My name is Maria Demenchuk. I have three children, Nikita, Alicia and Polina. Mom is still with us, but she is not at home now. We ourselves are from Zhytomyr. We left the city on February 25, and we left home on February 24 at about 7 in the morning. The first rocket that flew to Ozernoye, I woke up from this, packed my bags, gathered the children. My husband works in Kyiv, we waited until February 25 for him to arrive. We went to Lviv, lived in Lviv for about 2 weeks. Constant alarms, the children were constantly crying, running to the basements, and after another air raid, we went to the railway station, sat down and arrived here.

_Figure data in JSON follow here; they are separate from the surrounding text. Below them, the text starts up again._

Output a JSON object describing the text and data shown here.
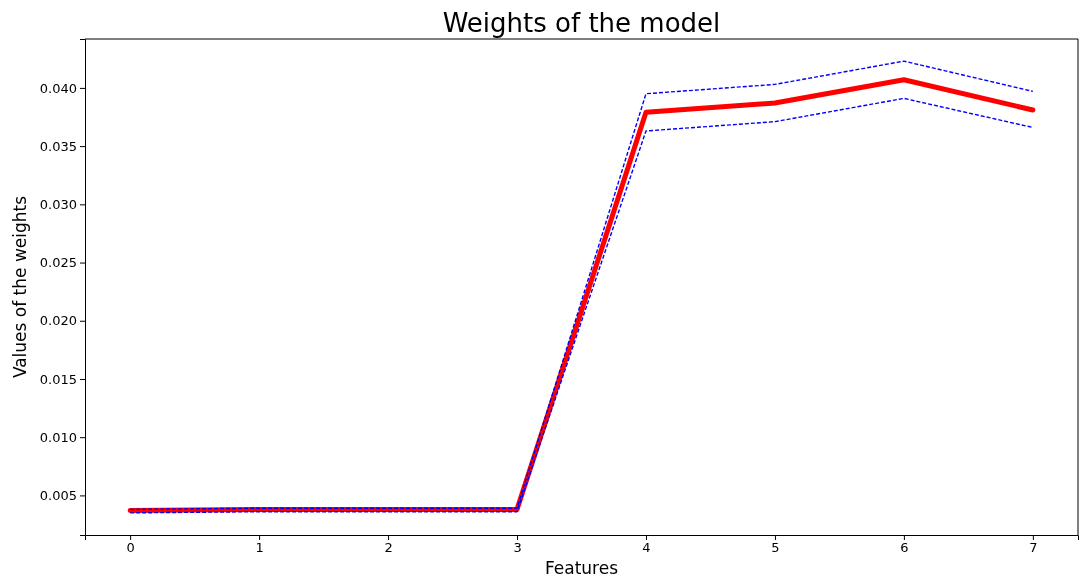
{
  "chart_data": {
    "type": "line",
    "title": "Weights of the model",
    "xlabel": "Features",
    "ylabel": "Values of the weights",
    "x": [
      0,
      1,
      2,
      3,
      4,
      5,
      6,
      7
    ],
    "series": [
      {
        "color": "#ff0000",
        "line_style": "solid",
        "values": [
          0.0037,
          0.0038,
          0.0038,
          0.0038,
          0.0379,
          0.0387,
          0.0407,
          0.0381
        ]
      },
      {
        "color": "#0000ff",
        "line_style": "dashed",
        "values": [
          0.0038,
          0.0039,
          0.0039,
          0.0039,
          0.0395,
          0.0403,
          0.0423,
          0.0397
        ]
      },
      {
        "color": "#0000ff",
        "line_style": "dashed",
        "values": [
          0.0035,
          0.0036,
          0.0036,
          0.0036,
          0.0363,
          0.0371,
          0.0391,
          0.0366
        ]
      }
    ],
    "xlim": [
      -0.35,
      7.35
    ],
    "xticks": [
      0,
      1,
      2,
      3,
      4,
      5,
      6,
      7
    ],
    "ylim": [
      0.0016,
      0.0442
    ],
    "yticks": [
      {
        "value": 0.005,
        "label": "0.005"
      },
      {
        "value": 0.01,
        "label": "0.010"
      },
      {
        "value": 0.015,
        "label": "0.015"
      },
      {
        "value": 0.02,
        "label": "0.020"
      },
      {
        "value": 0.025,
        "label": "0.025"
      },
      {
        "value": 0.03,
        "label": "0.030"
      },
      {
        "value": 0.035,
        "label": "0.035"
      },
      {
        "value": 0.04,
        "label": "0.040"
      }
    ],
    "grid": false,
    "marker": "none"
  }
}
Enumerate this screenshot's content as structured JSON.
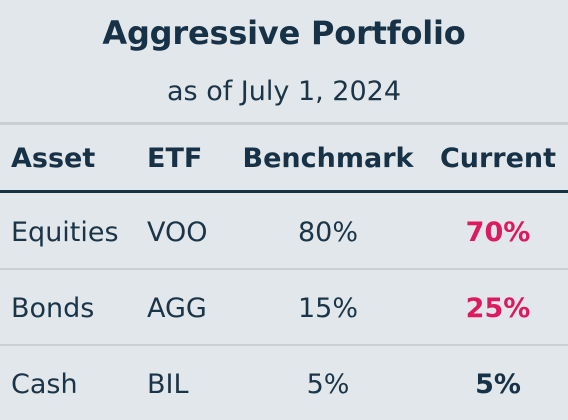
{
  "title": "Aggressive Portfolio",
  "subtitle": "as of July 1, 2024",
  "columns": [
    "Asset",
    "ETF",
    "Benchmark",
    "Current"
  ],
  "rows": [
    {
      "asset": "Equities",
      "etf": "VOO",
      "benchmark": "80%",
      "current": "70%"
    },
    {
      "asset": "Bonds",
      "etf": "AGG",
      "benchmark": "15%",
      "current": "25%"
    },
    {
      "asset": "Cash",
      "etf": "BIL",
      "benchmark": "5%",
      "current": "5%"
    }
  ],
  "colors": {
    "background": "#e1e7ea",
    "text": "#173246",
    "highlight": "#dd1a5e",
    "divider": "#c9cfd2"
  }
}
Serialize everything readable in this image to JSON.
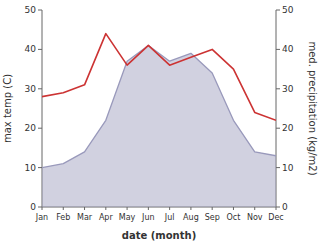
{
  "chart_data": {
    "type": "line",
    "xlabel": "date (month)",
    "ylabel": "max temp (C)",
    "y2label": "med. precipitation (kg/m2)",
    "categories": [
      "Jan",
      "Feb",
      "Mar",
      "Apr",
      "May",
      "Jun",
      "Jul",
      "Aug",
      "Sep",
      "Oct",
      "Nov",
      "Dec"
    ],
    "series": [
      {
        "type": "area",
        "color": "#9999bb",
        "values": [
          10,
          11,
          14,
          22,
          37,
          41,
          37,
          39,
          34,
          22,
          14,
          13
        ]
      },
      {
        "type": "line",
        "color": "#cc3333",
        "axis": "y2",
        "values": [
          28,
          29,
          31,
          44,
          36,
          41,
          36,
          38,
          40,
          35,
          24,
          22
        ]
      }
    ],
    "ylim": [
      0,
      50
    ],
    "yticks": [
      0,
      10,
      20,
      30,
      40,
      50
    ],
    "y2lim": [
      0,
      50
    ],
    "y2ticks": [
      0,
      10,
      20,
      30,
      40,
      50
    ],
    "grid": false
  }
}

There was a [evacuation] bus, they paid the money and drove off. On March 1, they sat down in the evening and arrived at night. They met us in Rzeszow at first, looking for a bunch of acquaintances... Basically, either relatives helped to find / rent something, or they [help] themselves. I worked for two months, but now I can't work with children.

My husband stayed in Ukraine. Although we could leave as a large family, he remained there to work.

In Zhytomyr, [it is] anxiety... We were going, we were planning to go home by the end of the summer, but then somehow 24 rockets flew into the Zhytomyr region, there were no victims, but after that we decided that we would stay here a little longer.